D’ici la fin de l’année en cours, ou au plus tard au début de l’année 2027, tous les anciens câbles en cuivre auront cédé la place à la fibre optique.
Par Saïd Slimani
C’est ce qu’a affirmé, hier samedi à Alger, le ministre de la Poste et des Télécommunications, M. Sid Ali Zerrouki, à l’occasion d’une Journée d’étude consacrée à la « Résilience et flexibilité des réseaux de télécommunications », organisée au siège d’Algérie Télécom pour célébrer la Journée mondiale des télécommunications et de la société de l’information (17 mai).
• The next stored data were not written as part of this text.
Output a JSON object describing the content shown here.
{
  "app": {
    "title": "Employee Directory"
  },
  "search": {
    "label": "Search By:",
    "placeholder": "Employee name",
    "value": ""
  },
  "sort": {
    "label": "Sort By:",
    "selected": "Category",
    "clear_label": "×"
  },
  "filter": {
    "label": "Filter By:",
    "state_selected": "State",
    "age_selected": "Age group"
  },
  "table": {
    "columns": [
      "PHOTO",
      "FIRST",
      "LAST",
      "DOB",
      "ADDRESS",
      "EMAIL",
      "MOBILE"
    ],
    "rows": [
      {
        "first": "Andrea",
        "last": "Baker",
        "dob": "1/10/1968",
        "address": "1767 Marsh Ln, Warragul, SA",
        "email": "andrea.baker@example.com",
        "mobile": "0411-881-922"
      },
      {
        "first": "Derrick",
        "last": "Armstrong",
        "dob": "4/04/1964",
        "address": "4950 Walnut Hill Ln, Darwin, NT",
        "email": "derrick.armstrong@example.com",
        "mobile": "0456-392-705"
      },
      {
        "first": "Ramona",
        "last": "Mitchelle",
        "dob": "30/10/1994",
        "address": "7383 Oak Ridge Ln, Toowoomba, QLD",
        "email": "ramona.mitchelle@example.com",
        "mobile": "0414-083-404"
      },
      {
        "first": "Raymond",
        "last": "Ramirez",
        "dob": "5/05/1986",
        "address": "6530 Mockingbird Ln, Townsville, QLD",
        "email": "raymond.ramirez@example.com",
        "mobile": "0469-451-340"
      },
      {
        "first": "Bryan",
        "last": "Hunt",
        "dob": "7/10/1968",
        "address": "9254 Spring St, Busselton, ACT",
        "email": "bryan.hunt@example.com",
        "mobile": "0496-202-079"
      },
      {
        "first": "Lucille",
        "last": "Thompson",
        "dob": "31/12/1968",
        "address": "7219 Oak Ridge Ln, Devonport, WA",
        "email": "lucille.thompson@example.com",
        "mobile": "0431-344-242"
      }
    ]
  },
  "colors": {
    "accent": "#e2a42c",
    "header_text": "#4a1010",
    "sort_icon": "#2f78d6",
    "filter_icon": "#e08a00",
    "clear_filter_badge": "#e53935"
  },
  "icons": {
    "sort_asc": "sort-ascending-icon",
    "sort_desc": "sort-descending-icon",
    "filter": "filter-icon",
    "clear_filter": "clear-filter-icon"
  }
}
Le ministre a souligné l’engagement de son secteur à mener à bien ce remplacement total dans les délais annoncés.
Dans ce cadre, il a rappelé que l’Algérie, fidèle aux orientations du président de la République, M. Abdelmadjid Tebboune, travaille à bâtir « un système de télécommunications plus robuste, plus inclusif et mieux adapté aux transformations rapides ». Évoquant les progrès récents en matière de modernisation numérique, M. Zerrouki a indiqué que le pays compte plus de 7 millions d’abonnés à l’Internet fixe, dont plus de 3,4 millions à la fibre optique, et que la généralisation de cette technologie avancée se poursuit à un rythme accéléré sur l’ensemble du territoire.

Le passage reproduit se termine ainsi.